The major complication rate of DSM-RFA in our study was 4.9% (2 of 41 patients), which was comparable to those reported in previous studies on various RFA systems using single or multiple electrodes (2–7.2%) (8,20,39,47,48,49,50,51,52). Our results were also similar to those (4.1%) of a previous systematic review on mortality and complications rates of percutaneous ablative techniques (53). In theory, multiple-electrode approaches may have higher rates of procedure-related complications such as bleeding associated with the increasing number of electrode insertions or skin burn due to higher RF energy delivery (45). However, in our study, the use of real-time guidance using fusion imaging allowed safe and precise placement of electrodes while avoiding vital structures, such as the bile duct and major vessels; moreover, skin burn was prevented by the application of four large grounding pads.
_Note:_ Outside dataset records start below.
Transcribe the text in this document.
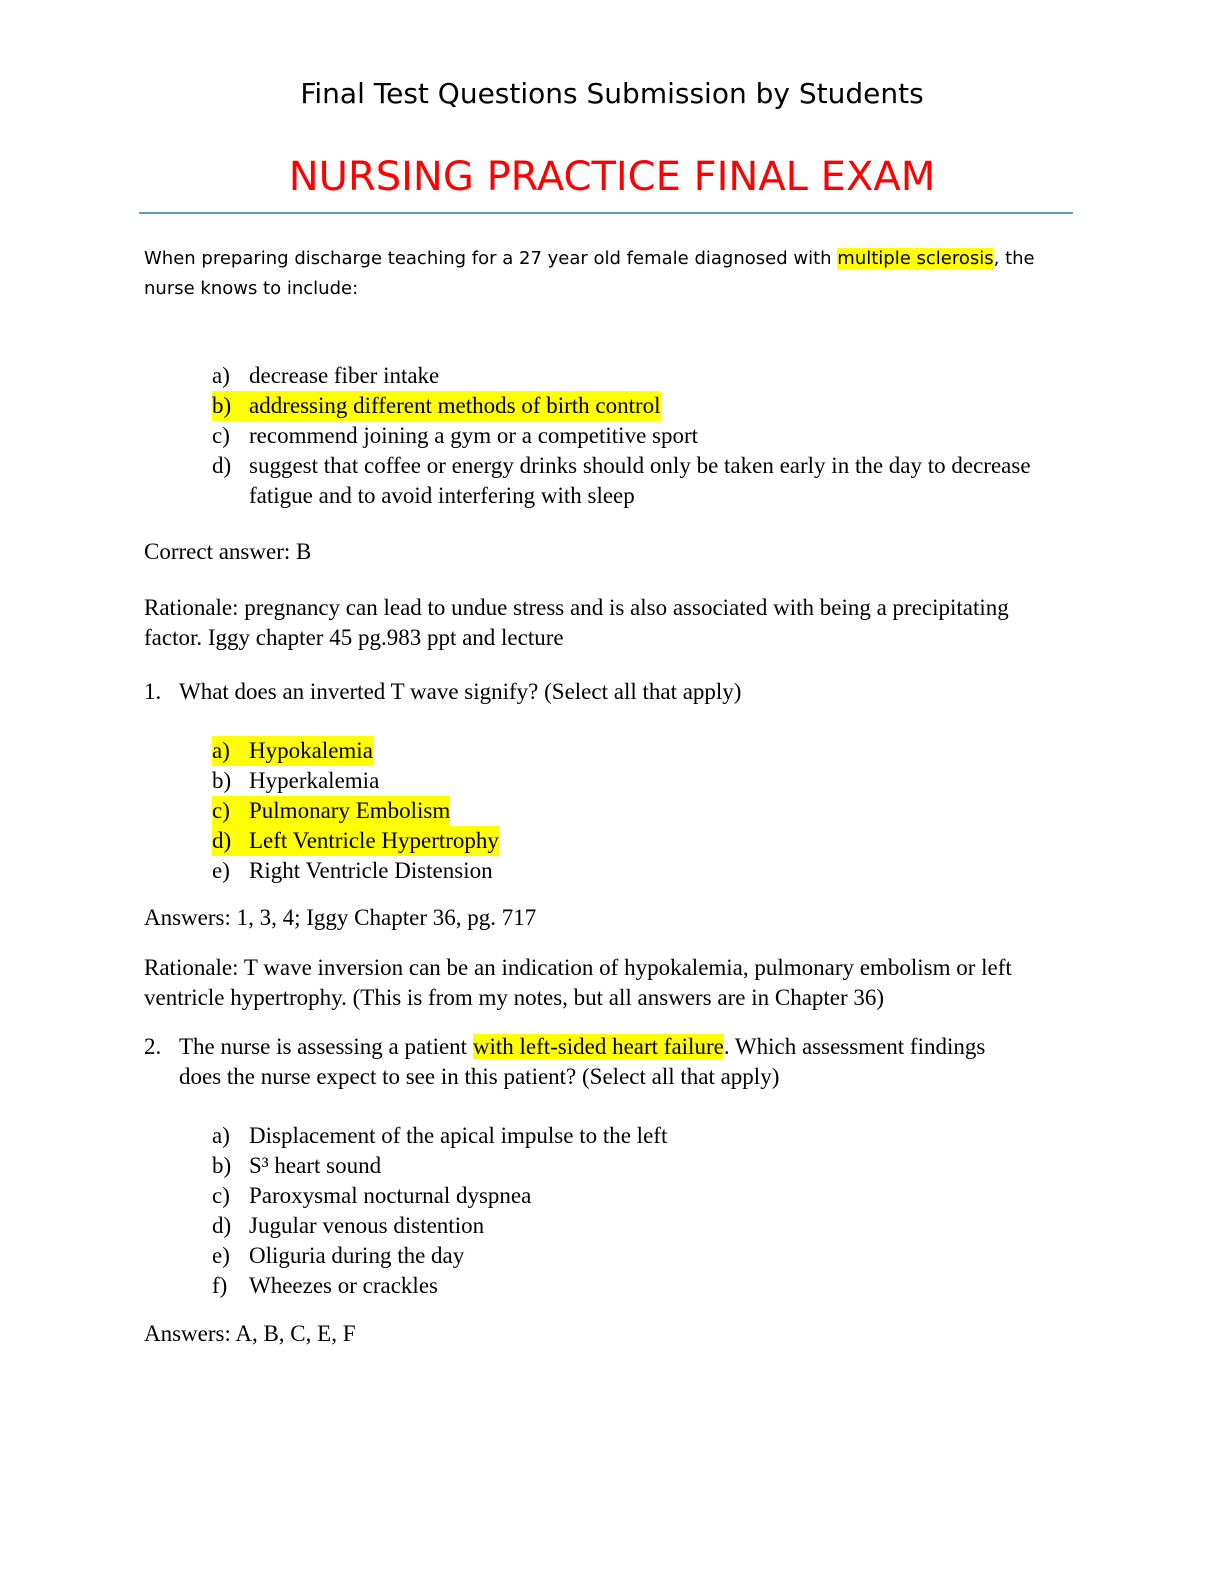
Final Test Questions Submission by Students
NURSING PRACTICE FINAL EXAM
When preparing discharge teaching for a 27 year old female diagnosed with multiple sclerosis, the nurse knows to include:
a) decrease fiber intake
b) addressing different methods of birth control
c) recommend joining a gym or a competitive sport
d) suggest that coffee or energy drinks should only be taken early in the day to decrease fatigue and to avoid interfering with sleep
Correct answer: B
Rationale: pregnancy can lead to undue stress and is also associated with being a precipitating factor. Iggy chapter 45 pg.983 ppt and lecture
1. What does an inverted T wave signify? (Select all that apply)
a) Hypokalemia
b) Hyperkalemia
c) Pulmonary Embolism
d) Left Ventricle Hypertrophy
e) Right Ventricle Distension
Answers: 1, 3, 4; Iggy Chapter 36, pg. 717
Rationale: T wave inversion can be an indication of hypokalemia, pulmonary embolism or left ventricle hypertrophy. (This is from my notes, but all answers are in Chapter 36)
2. The nurse is assessing a patient with left-sided heart failure. Which assessment findings does the nurse expect to see in this patient? (Select all that apply)
a) Displacement of the apical impulse to the left
b) S³ heart sound
c) Paroxysmal nocturnal dyspnea
d) Jugular venous distention
e) Oliguria during the day
f) Wheezes or crackles
Answers: A, B, C, E, F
Our study had some limitations. First, the study had only a small number of patients. Second, the tumor size was too small to compare the performance of DSM-RFA and SSM-RFA in creating ablation zones; however, our study was an exploratory one, comparing the two modes for treating HCCs. Third, only one radiologist, who had performed the largest number of procedures in routine clinical practice in our institute, participated in our study, mainly due to the difficulty of obtaining informed consent. Lastly, the follow-up period after RFA was relatively short, due to which only intermediate follow-up results were available. Further studies on larger groups of patients and with longer follow-up periods are therefore warranted.

In conclusion, although DSM-RFA using a separable clustered electrode delivers higher ablation energy than SSM-RFA, its effectiveness failed to show superiority over SSM-RFA in the treatment of HCC. Further optimization of DSM-RFA to overcome the Faraday cage effect seems necessary to achieve both technical efficiency and better clinical effectiveness than SSM-RFA for treating HCC.